テーブルに着くと妻も娘も美味しそうにおかずを頬張り、茶碗のご飯を食べた。心なしか以前より小食になったようで、すぐお腹いっぱいになるみたいだ。
「ははは、真里! 今日のお刺身は美味しいかい? 本マグロの中トロだよ。サーモンもノルウェー産のいいやつだ。ちょっと奮発したんだ」
中村は食器を片付けながら、満腹になって満足げな妻娘に目を細めるのだ。
ささやかで穏やかな幸せを噛み締めつつも、2人があまり風呂に入りたがらない事をたしなめた。
夜が更けるとなぜか妻も娘も目が冴えて、活動的になる事に中村は辟易とした。昼間にあれだけ居眠りばかりしていると無理もない。

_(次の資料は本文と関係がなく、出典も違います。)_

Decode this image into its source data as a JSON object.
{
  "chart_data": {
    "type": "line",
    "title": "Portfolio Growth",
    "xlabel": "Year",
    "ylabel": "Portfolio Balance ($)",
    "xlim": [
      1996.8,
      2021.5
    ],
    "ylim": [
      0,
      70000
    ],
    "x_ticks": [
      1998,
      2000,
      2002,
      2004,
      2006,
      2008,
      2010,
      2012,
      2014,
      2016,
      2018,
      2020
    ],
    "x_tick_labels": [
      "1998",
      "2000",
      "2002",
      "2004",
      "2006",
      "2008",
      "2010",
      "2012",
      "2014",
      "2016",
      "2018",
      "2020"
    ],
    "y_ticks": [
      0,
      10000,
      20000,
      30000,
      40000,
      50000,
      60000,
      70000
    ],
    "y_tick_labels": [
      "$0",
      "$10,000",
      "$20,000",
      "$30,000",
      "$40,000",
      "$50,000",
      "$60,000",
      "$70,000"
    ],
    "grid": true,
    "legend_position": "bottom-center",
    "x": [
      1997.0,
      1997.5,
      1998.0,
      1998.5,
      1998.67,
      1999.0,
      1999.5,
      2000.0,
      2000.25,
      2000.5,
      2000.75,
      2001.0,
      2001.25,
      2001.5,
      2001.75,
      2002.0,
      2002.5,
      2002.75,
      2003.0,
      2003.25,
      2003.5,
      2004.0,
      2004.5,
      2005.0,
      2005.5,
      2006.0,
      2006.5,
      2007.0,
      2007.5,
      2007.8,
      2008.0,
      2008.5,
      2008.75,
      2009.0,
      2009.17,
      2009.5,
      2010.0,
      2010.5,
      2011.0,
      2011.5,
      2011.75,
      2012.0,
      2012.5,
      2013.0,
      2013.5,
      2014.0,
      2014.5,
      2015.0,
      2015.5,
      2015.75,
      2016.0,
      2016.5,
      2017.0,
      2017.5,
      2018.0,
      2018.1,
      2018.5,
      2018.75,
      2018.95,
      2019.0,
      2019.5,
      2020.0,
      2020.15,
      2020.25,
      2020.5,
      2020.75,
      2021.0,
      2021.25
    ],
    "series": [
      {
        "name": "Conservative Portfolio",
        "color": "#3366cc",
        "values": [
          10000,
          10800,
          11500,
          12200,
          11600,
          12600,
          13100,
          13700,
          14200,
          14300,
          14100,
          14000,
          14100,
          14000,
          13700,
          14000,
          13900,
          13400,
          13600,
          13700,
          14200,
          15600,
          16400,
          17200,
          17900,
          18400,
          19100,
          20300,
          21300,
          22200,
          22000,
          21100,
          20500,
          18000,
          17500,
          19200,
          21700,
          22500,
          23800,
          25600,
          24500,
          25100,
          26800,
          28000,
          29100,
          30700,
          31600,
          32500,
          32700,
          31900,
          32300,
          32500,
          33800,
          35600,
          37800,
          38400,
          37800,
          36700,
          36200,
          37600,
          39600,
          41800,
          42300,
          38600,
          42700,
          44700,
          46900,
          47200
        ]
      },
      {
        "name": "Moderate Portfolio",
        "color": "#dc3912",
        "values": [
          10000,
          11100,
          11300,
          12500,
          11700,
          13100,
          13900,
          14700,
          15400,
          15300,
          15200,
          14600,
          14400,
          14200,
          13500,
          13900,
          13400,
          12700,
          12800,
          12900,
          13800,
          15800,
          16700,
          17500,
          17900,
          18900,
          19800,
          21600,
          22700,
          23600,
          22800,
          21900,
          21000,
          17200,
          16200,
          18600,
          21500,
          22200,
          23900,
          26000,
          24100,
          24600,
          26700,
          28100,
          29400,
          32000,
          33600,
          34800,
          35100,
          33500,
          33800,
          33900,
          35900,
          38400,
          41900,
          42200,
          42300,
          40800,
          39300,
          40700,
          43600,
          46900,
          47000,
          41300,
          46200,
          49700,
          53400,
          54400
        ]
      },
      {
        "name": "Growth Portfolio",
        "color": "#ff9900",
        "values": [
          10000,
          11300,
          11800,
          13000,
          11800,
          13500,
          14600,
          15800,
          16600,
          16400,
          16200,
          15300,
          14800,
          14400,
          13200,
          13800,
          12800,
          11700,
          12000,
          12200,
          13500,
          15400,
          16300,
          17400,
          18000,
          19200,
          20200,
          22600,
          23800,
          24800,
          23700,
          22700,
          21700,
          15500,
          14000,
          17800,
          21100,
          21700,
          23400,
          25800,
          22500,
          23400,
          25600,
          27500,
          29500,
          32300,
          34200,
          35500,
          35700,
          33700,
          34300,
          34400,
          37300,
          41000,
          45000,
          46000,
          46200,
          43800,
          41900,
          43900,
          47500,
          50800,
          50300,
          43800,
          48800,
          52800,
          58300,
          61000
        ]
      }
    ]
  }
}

夜間に女性だけで外出するのは危険だ、と何度言っても理解せず、困った顔で説得すると不満げな表情を見せる。それがまた、何だか可愛いらしい。
パジャマに着替えたら、3人一緒にダブルベッドで眠るようになった。真ん中の特等席はもちろん娘の真里だ。もう小学3年生になるので、かなり場所を占有するし、寝ぼけた足で中村の顔を蹴ったりもする。
皆でくっ付いて寝ると、とても暖かい。これは病院のベッドでは望むべくもない事だった。
「香里……、それに真里……。生きていてくれて本当に良かった……」
電気の消えた寝室で、妻の寝顔を眺めていると、愛おしさがこみ上げてくる。
「香里……」
思わずキスしようと顔を近付けた瞬間、ぱっちりと大きな両目が開いた。
「……いやだ……」
「……! 話せるのか?」
家に戻ってきてから、初めて妻が口をきいてくれた。
「やっと、ここにも慣れてきたし」
「おお! ひょっとして真里の方も」
「うるさいなぁ。眠いの」
「やったぁ! 真里も喋れるようになったんだ」
「静かにしてよ。あんたの事は好きだからさ……」
「うんうん、分かったよ香里、真里……!」
中村は感無量となって、思わず涙が出てきた。時が解決するとは思っていたが、徐々に家族の距離が縮まり、また一歩、元の生活を取り戻せたような気がする。
「良かった、良かった……」
その夜の中村は、昨日よりぐっすりと眠れたのは言うまでもない。
手術で剃った頭も、ずいぶんと髪が伸びてきた。